Sepanjang satu jam lebih, Sabtu, 11/11-2023, saya diwawancarai sebagai narasumber penelitiannya, alasannya sebagai salah satu tim perumus PPRA Dewan Pers.

Pertanyaan pertama sejarah lahirnya Pedoman Pemberitaan Ramah Anak (PPRA). Kenapa ada PPRA dan masih ada Pasal 5 KEJ yang juga mengatur pemberitaan tentang anak.

Awalnya lahir UU No. 11 Tahun 2012 tentang Sistem Peradilan Pidana Anak (SPPA) yang diberlakukan lima tahun setelah UU SPPA sah atau pada tahun 2017.

Komisi Perlindungan Anak Indonesia (KPAI) melakukan komunikasi dengan Dewan Pers untuk sama-sama mematuhi Pasal 19 UU SPPA mengenai larangan membuka identitas.

Akhirnya Dewan Pers melanjutkan kerjasama dengan Kementerian Perempuan dan Perlindungan Anak (Kemen PPA) karena rambu pemberitaan tidak boleh dibuat pihak lain harus masyarakat pers.

Gayung bersambut Kemen PPA dan Dewan Pers memfasilitasi masyarakat pers mengatur diri sendiri merumuskan turunan Pasal 19 UU SPPA sehingga lahir PPRA Dewan Pers.

Memang benar terjadi “dualisme” pengaturan tentang rambu pemberitaan anak. Satu pada KEJ lainnya PPRA yang sama-sama produk Dewan Pers.

KEJ masih menggunakan asas hukum lama dengan definisi anak mereka yang belum 16 tahun atau belum menikah. Sementara PPRA gunakan hukum baru yang usia anak sampai 18 tahun.

Perbedaan lain KEJ hanya melarang identitas anak pelaku tindak pidana identitasnya dibuka. PPRA meluaskan menjadi Anak Berhadapan dengan Hukum (ABH), baik anak sebagai pelaku, korban bahkan saksi.
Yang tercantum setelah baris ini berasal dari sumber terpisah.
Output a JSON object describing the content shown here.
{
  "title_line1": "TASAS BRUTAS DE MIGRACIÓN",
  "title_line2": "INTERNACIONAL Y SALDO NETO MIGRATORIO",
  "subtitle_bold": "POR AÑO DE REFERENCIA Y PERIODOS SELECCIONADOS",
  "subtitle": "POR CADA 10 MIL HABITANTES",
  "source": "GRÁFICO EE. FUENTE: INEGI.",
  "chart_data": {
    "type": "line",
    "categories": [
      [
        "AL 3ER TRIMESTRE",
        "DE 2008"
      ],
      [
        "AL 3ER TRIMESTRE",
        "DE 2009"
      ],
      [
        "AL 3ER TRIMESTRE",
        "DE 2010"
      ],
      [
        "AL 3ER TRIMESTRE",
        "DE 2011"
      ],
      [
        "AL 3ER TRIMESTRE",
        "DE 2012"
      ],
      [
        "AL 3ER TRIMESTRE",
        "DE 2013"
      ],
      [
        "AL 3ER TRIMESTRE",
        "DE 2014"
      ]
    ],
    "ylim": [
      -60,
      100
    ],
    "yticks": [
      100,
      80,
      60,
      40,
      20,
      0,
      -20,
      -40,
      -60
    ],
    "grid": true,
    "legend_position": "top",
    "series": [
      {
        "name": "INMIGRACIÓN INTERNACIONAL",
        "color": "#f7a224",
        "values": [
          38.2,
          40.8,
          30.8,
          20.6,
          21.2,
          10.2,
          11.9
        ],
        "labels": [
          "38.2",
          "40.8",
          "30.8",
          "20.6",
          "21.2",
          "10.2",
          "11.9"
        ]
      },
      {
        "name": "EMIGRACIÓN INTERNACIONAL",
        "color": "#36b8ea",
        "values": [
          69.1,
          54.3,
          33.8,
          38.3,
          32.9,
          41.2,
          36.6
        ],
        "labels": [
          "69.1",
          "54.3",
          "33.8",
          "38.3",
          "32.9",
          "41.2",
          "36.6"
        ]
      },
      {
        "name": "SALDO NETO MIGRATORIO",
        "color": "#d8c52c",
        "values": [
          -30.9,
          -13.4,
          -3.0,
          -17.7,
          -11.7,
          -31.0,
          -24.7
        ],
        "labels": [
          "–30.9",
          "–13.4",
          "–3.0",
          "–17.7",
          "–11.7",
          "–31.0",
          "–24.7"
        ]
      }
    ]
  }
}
Jadi, ada pemberitaan tidak melanggar KEJ tetapi dia melanggar PPRA. Ini persoalan yang dihadapi newsroom, menjadi salah satu faktor melemahnya Ketaatan pada rambu pemberitaan ramah anak.

Sebagian mengatakan wartawan mengatakan “Kita mentaati perintah Pasal 7 ayat (2) memiliki dan mematuhi KEJ. Itu sebabnya saat terjadi perselisihan antara keduanya kita memilih taat pada KEJ.”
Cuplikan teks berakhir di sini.